La semaine dernière, alors que Genk faisait déjà la une, une pensée nous est venue : qu'advient-il d'Alejandro Pozuelo? Il effectue une tournée des USA, si on en juge par les articles publiés sur le site du Toronto Sun. À un rythme effréné, avec cinq matches en quinze jours. C'est un régime européen et un train auquel Genk est confronté aussi cette semaine.

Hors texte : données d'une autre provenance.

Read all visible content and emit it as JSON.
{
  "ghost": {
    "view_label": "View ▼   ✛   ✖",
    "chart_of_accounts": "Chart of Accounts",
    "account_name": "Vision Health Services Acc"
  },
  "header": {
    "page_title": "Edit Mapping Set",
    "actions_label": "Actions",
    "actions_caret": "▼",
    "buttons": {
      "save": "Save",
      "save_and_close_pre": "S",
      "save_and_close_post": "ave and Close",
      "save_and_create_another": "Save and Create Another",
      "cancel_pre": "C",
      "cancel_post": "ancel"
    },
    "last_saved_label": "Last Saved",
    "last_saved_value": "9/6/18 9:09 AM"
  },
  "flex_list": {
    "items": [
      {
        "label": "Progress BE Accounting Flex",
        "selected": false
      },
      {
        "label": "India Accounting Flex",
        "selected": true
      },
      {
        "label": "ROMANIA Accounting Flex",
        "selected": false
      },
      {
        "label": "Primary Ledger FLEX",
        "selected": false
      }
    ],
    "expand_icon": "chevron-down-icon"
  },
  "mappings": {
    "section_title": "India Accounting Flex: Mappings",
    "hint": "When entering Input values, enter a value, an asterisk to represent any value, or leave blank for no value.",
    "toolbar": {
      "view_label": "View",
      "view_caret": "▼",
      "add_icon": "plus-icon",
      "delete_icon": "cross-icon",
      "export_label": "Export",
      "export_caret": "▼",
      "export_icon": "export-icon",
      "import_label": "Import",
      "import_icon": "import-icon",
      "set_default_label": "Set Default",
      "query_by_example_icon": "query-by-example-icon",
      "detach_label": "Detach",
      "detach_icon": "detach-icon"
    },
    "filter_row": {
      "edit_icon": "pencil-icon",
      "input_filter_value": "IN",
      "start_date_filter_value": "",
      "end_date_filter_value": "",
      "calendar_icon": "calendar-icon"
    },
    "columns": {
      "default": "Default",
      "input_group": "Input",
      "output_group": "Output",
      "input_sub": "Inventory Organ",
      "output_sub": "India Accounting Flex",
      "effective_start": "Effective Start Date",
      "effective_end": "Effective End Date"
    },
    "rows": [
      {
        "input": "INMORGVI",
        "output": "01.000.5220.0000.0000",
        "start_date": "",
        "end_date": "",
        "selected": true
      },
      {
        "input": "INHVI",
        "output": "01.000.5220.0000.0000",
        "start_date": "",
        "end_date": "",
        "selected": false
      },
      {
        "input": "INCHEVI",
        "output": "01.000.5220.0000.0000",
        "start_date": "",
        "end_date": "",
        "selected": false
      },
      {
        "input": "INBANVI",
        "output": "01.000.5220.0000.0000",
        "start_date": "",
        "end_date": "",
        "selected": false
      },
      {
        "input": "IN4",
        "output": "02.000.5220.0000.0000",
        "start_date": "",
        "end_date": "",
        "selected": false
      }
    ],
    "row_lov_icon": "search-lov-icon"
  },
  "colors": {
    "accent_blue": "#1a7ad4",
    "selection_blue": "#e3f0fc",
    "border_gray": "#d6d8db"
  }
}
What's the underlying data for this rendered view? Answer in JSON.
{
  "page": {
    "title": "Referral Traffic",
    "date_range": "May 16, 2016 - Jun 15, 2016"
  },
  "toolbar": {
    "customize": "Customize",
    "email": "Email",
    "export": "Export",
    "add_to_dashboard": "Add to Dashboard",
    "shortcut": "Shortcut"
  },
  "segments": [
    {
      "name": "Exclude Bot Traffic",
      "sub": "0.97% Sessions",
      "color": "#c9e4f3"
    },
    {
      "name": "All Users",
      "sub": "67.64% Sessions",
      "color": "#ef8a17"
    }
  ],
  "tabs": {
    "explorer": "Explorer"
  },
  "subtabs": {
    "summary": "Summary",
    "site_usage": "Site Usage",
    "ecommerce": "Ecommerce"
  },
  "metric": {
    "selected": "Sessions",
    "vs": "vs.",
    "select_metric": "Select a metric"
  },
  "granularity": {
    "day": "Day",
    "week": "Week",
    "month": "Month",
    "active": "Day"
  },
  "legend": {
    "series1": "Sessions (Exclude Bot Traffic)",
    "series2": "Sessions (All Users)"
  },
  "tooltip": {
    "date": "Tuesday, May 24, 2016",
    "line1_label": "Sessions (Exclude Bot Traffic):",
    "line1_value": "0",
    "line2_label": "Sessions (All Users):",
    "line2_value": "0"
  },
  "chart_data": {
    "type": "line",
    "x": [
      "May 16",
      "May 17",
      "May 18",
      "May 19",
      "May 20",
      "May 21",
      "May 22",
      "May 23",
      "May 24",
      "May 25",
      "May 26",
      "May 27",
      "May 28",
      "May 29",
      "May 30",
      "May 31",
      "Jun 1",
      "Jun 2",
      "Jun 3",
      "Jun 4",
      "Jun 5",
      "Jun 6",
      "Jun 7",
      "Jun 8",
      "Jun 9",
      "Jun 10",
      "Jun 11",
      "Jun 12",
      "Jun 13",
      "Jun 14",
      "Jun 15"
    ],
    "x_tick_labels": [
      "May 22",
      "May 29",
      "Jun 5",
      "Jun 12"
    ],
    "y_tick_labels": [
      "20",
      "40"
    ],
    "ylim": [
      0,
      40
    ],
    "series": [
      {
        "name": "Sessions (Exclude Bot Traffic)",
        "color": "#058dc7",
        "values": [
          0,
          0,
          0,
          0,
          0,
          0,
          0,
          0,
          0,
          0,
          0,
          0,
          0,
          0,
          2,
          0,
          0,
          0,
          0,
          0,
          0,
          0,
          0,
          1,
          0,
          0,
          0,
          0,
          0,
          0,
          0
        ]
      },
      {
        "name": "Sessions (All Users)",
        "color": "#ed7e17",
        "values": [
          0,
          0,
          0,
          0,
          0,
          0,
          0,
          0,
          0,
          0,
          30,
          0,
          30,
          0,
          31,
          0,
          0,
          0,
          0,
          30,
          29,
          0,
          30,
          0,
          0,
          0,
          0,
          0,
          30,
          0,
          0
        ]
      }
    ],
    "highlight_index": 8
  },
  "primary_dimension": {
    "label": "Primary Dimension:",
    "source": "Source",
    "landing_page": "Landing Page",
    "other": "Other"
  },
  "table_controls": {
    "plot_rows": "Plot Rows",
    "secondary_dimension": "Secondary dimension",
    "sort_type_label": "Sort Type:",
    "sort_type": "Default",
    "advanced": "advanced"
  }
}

À une différence près : les conditions atmosphériques extrêmes. Le Toronto FC, qui aligne également Laurent Ciman, a joué la semaine passée à Orlando et à Atlanta, par trente degrés, avec un taux d'humidité élevé. Ces jours-ci, il retrouve ses contrées : samedi, il affrontait Philadelphia et ce mercredi, il reçoit Washington. Il y fait environ dix degrés.

Samedi prochain, Toronto se déplace à nouveau dans une région chaude : à Salt Lake City, en Utah. Les ténors de MLS gagnent bien leur vie mais ils sont astreints à beaucoup de longs déplacements, assortis de changements climatiques conséquents.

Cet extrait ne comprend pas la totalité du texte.